Creativity pierces through the grief. Hope rushes in like sunlight streaming through the coffee shop windows and warming my face. I find joy in taking pictures for my blog, in curating outfits, in posing for a tripod-held camera with a quiet courage guiding each movement as strangers walk by. It’s a kind of healing through art — a way to stay soft when the world feels harsh.
Photography saved my life once, back in Asheville, and in small ways it saves me still — with every beep of the timer, every iPhone flash revealing a version of myself I don’t always recognize in the mirror: beautiful, becoming, ripening into someone new. And even now, even in the ache, I’m finding hope during the holidays in the images I create and the person I’m slowly becoming.
How I’m Choosing Joy Through Holiday Sadness
As Thanksgiving approaches and sweet potatoes wait in the hanging fruit basket of my kitchen, ready to be turned into pie; as Christmas music carols through every store in the town center; as New York City pulses with life, never falling asleep; as the mall glows with lights and whole cul-de-sacs erupt in extravagant Christmas displays; as my aunt and uncle finalize the headcount for Thanksgiving dinner and I choose my gift for the white elephant game we will play after; as I sit in my favorite coffee shop — the one that buzzes with life and possibility, the one that makes me feel a little less alone — I’m choosing joy, even when it hurts. I’m choosing joy during the holidays even while holiday sadness lingers quietly in the corners of my heart.
Not to pretend that everything is okay or that I have my life figured out, but because I’ve stopped waiting for perfect circumstances to let myself feel alive. I’ve spent too many holiday seasons alone, too many years hoping joy would find me. This time, I’m choosing it — even in the ache. This is how I’m slowly coping with holiday grief: by letting joy and sorrow sit beside each other without forcing them apart.
I don’t know what the coming months will look like. Maybe the grief will linger; maybe it will finally loosen its grip. But for now, I’m learning to live inside the in-between — the ache and the beauty, the loneliness and the light. And as the holidays rush toward me in all their noise and glitter, I’m choosing to stay open, to stay soft, to stay alive to my own becoming.

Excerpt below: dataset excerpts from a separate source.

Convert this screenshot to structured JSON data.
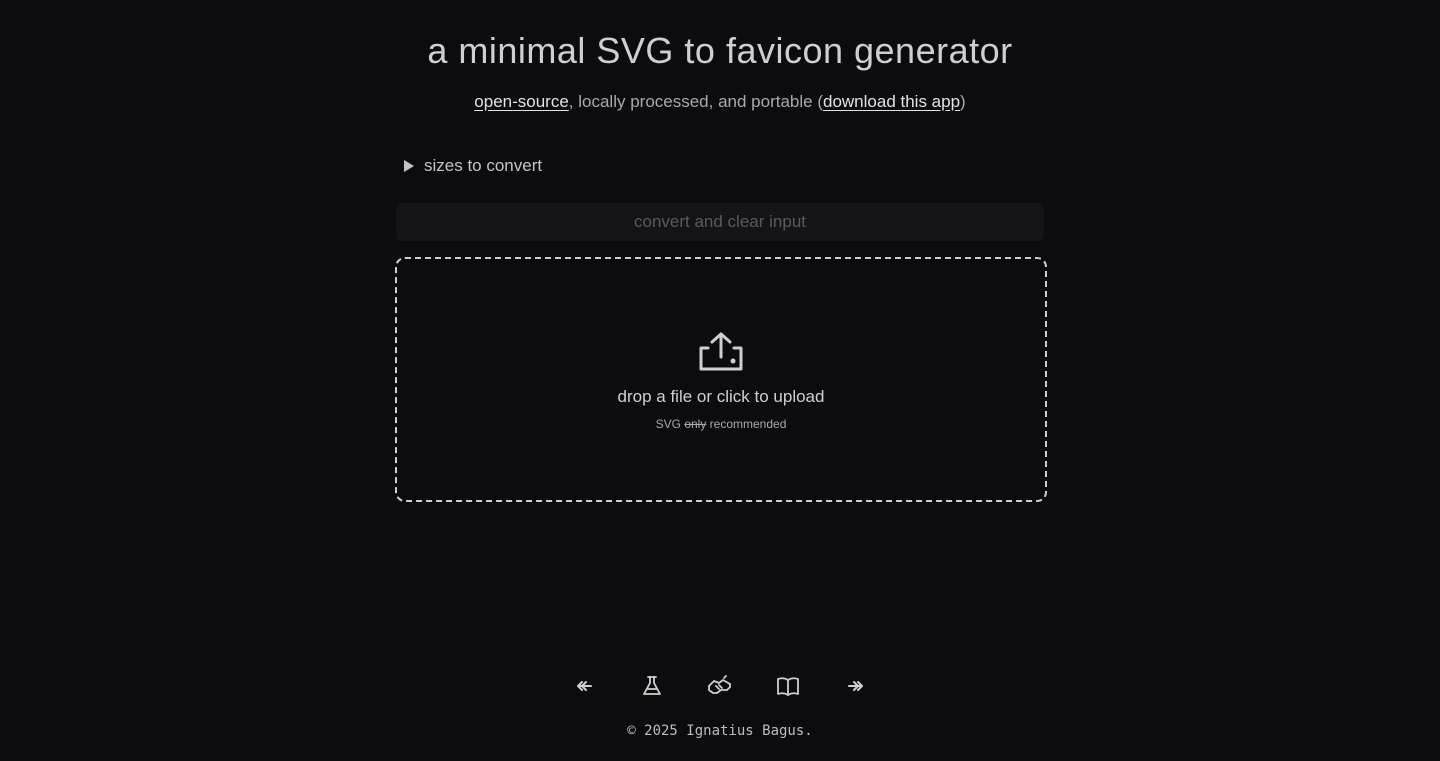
{
  "header": {
    "title": "a minimal SVG to favicon generator",
    "open_source_link": "open-source",
    "subtitle_middle": ", locally processed, and portable (",
    "download_link": "download this app",
    "subtitle_end": ")"
  },
  "settings": {
    "sizes_toggle_label": "sizes to convert"
  },
  "actions": {
    "convert_label": "convert and clear input"
  },
  "dropzone": {
    "icon": "upload-icon",
    "main_text": "drop a file or click to upload",
    "hint_prefix": "SVG ",
    "hint_struck": "only",
    "hint_suffix": " recommended"
  },
  "footer": {
    "nav_icons": [
      "arrow-left-icon",
      "flask-icon",
      "handshake-icon",
      "book-open-icon",
      "arrow-right-icon"
    ],
    "copyright": "© 2025 Ignatius Bagus."
  },
  "colors": {
    "background": "#0c0c0e",
    "text": "#c8c8ca",
    "button_bg": "#141416",
    "button_text": "#5a5a5d"
  }
}
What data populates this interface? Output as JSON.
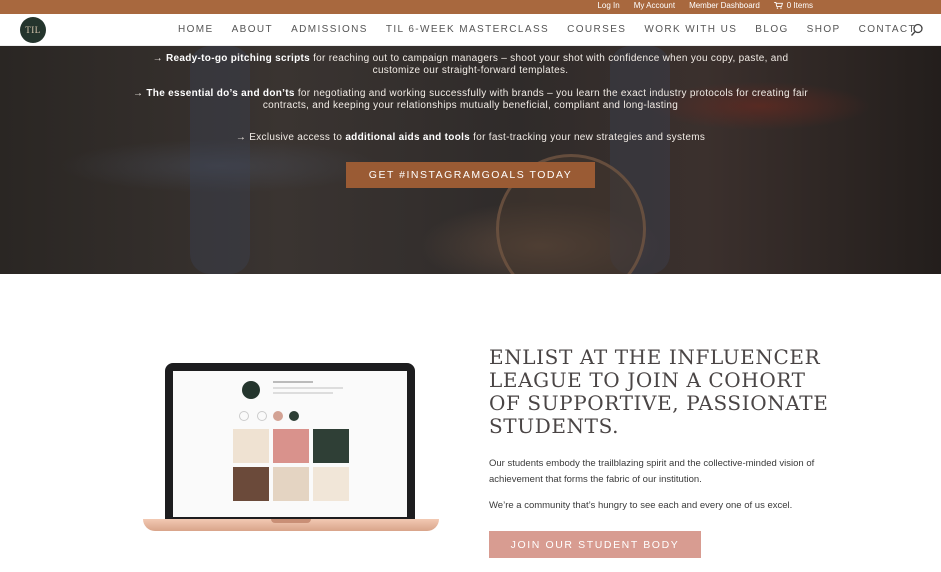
{
  "topbar": {
    "login": "Log In",
    "account": "My Account",
    "dashboard": "Member Dashboard",
    "cart": "0 Items",
    "bg_color": "#a8683e"
  },
  "nav": {
    "logo_text": "TIL",
    "items": [
      {
        "label": "HOME"
      },
      {
        "label": "ABOUT"
      },
      {
        "label": "ADMISSIONS"
      },
      {
        "label": "TIL 6-WEEK MASTERCLASS"
      },
      {
        "label": "COURSES"
      },
      {
        "label": "WORK WITH US"
      },
      {
        "label": "BLOG"
      },
      {
        "label": "SHOP"
      },
      {
        "label": "CONTACT"
      }
    ],
    "search_icon": "search-icon"
  },
  "hero": {
    "line1_bold": "Ready-to-go pitching scripts",
    "line1_rest": " for reaching out to campaign managers – shoot your shot with confidence when you copy, paste, and",
    "line1_cont": "customize our straight-forward templates.",
    "line2_bold": "The essential do’s and don’ts",
    "line2_rest": " for negotiating and working successfully with brands – you learn the exact industry protocols for creating fair",
    "line2_cont": "contracts, and keeping your relationships mutually beneficial, compliant and long-lasting",
    "line3_pre": "Exclusive access to ",
    "line3_bold": "additional aids and tools",
    "line3_rest": " for fast-tracking your new strategies and systems",
    "arrow": "→",
    "cta": "GET #INSTAGRAMGOALS TODAY",
    "cta_color": "#9a5b34"
  },
  "main": {
    "heading": "ENLIST AT THE INFLUENCER LEAGUE TO JOIN A COHORT OF SUPPORTIVE, PASSIONATE STUDENTS.",
    "para1": "Our students embody the trailblazing spirit and the collective-minded vision of achievement that forms the fabric of our institution.",
    "para2": "We’re a community that’s hungry to see each and every one of us excel.",
    "button": "JOIN OUR STUDENT BODY",
    "button_color": "#d89c91"
  }
}
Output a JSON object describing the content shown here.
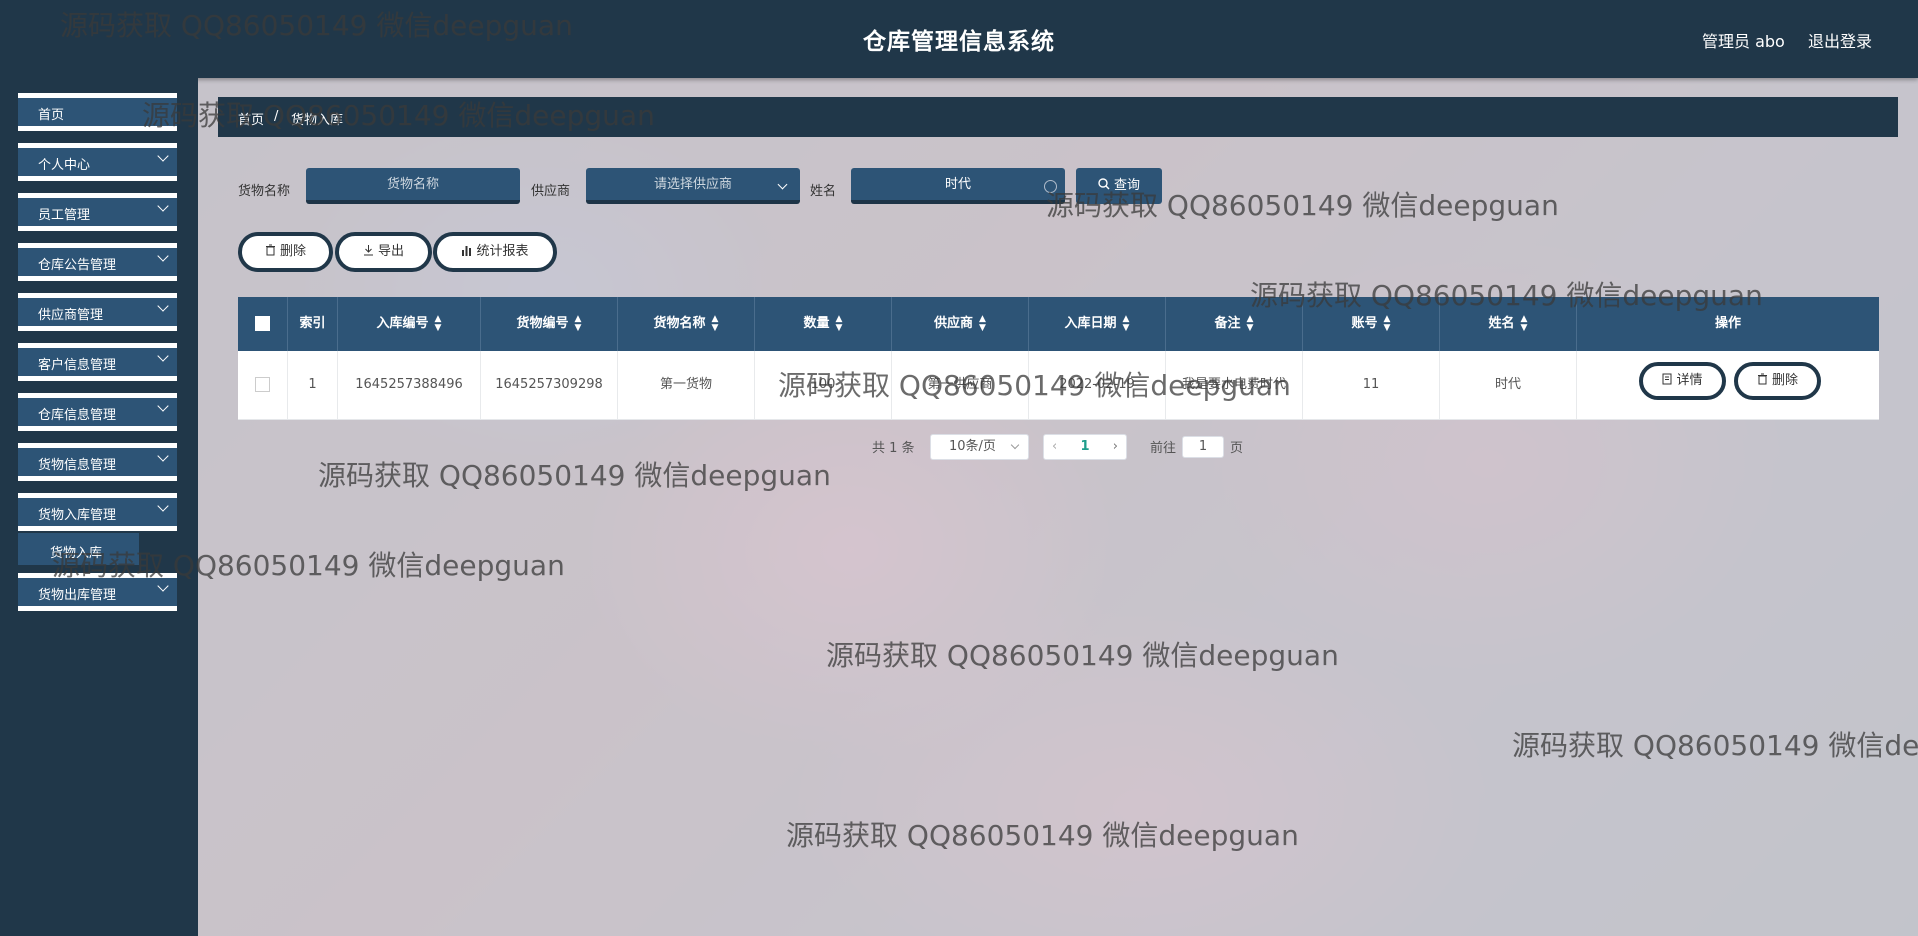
{
  "header": {
    "title": "仓库管理信息系统",
    "admin": "管理员 abo",
    "logout": "退出登录"
  },
  "sidebar": {
    "items": [
      {
        "label": "首页",
        "chevron": false
      },
      {
        "label": "个人中心",
        "chevron": true
      },
      {
        "label": "员工管理",
        "chevron": true
      },
      {
        "label": "仓库公告管理",
        "chevron": true
      },
      {
        "label": "供应商管理",
        "chevron": true
      },
      {
        "label": "客户信息管理",
        "chevron": true
      },
      {
        "label": "仓库信息管理",
        "chevron": true
      },
      {
        "label": "货物信息管理",
        "chevron": true
      },
      {
        "label": "货物入库管理",
        "chevron": true
      },
      {
        "label": "货物出库管理",
        "chevron": true
      }
    ],
    "sub_item": "货物入库"
  },
  "breadcrumb": {
    "home": "首页",
    "sep": "/",
    "current": "货物入库"
  },
  "search": {
    "goods_label": "货物名称",
    "goods_placeholder": "货物名称",
    "supplier_label": "供应商",
    "supplier_placeholder": "请选择供应商",
    "name_label": "姓名",
    "name_value": "时代",
    "search_button": "查询"
  },
  "actions": {
    "delete": "删除",
    "export": "导出",
    "report": "统计报表"
  },
  "table": {
    "headers": [
      "索引",
      "入库编号",
      "货物编号",
      "货物名称",
      "数量",
      "供应商",
      "入库日期",
      "备注",
      "账号",
      "姓名",
      "操作"
    ],
    "rows": [
      {
        "index": "1",
        "in_no": "1645257388496",
        "goods_no": "1645257309298",
        "goods_name": "第一货物",
        "qty": "100",
        "supplier": "第一供应商",
        "date": "2022-02-19",
        "remark": "我是要水电费时代",
        "account": "11",
        "name": "时代",
        "detail_btn": "详情",
        "delete_btn": "删除"
      }
    ]
  },
  "pagination": {
    "total": "共 1 条",
    "page_size": "10条/页",
    "current_page": "1",
    "goto": "前往",
    "goto_value": "1",
    "page_suffix": "页"
  },
  "watermark": "源码获取 QQ86050149 微信deepguan"
}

Maybe that’s all any of us can do — keep finding small joys, the ones so subtle we forget they count. Maybe we choose joy even when our hearts feel heavy instead of waiting for it to find us. There are small joys all around us, waiting to be noticed: a warm drink, a favorite song, a walk through the town center lit in gold, tea with loved ones. These little glimmers don’t erase the sadness, but they make the darkness less consuming. And maybe, someday, joy will feel less like something you’re reaching for and more like something that finally stays.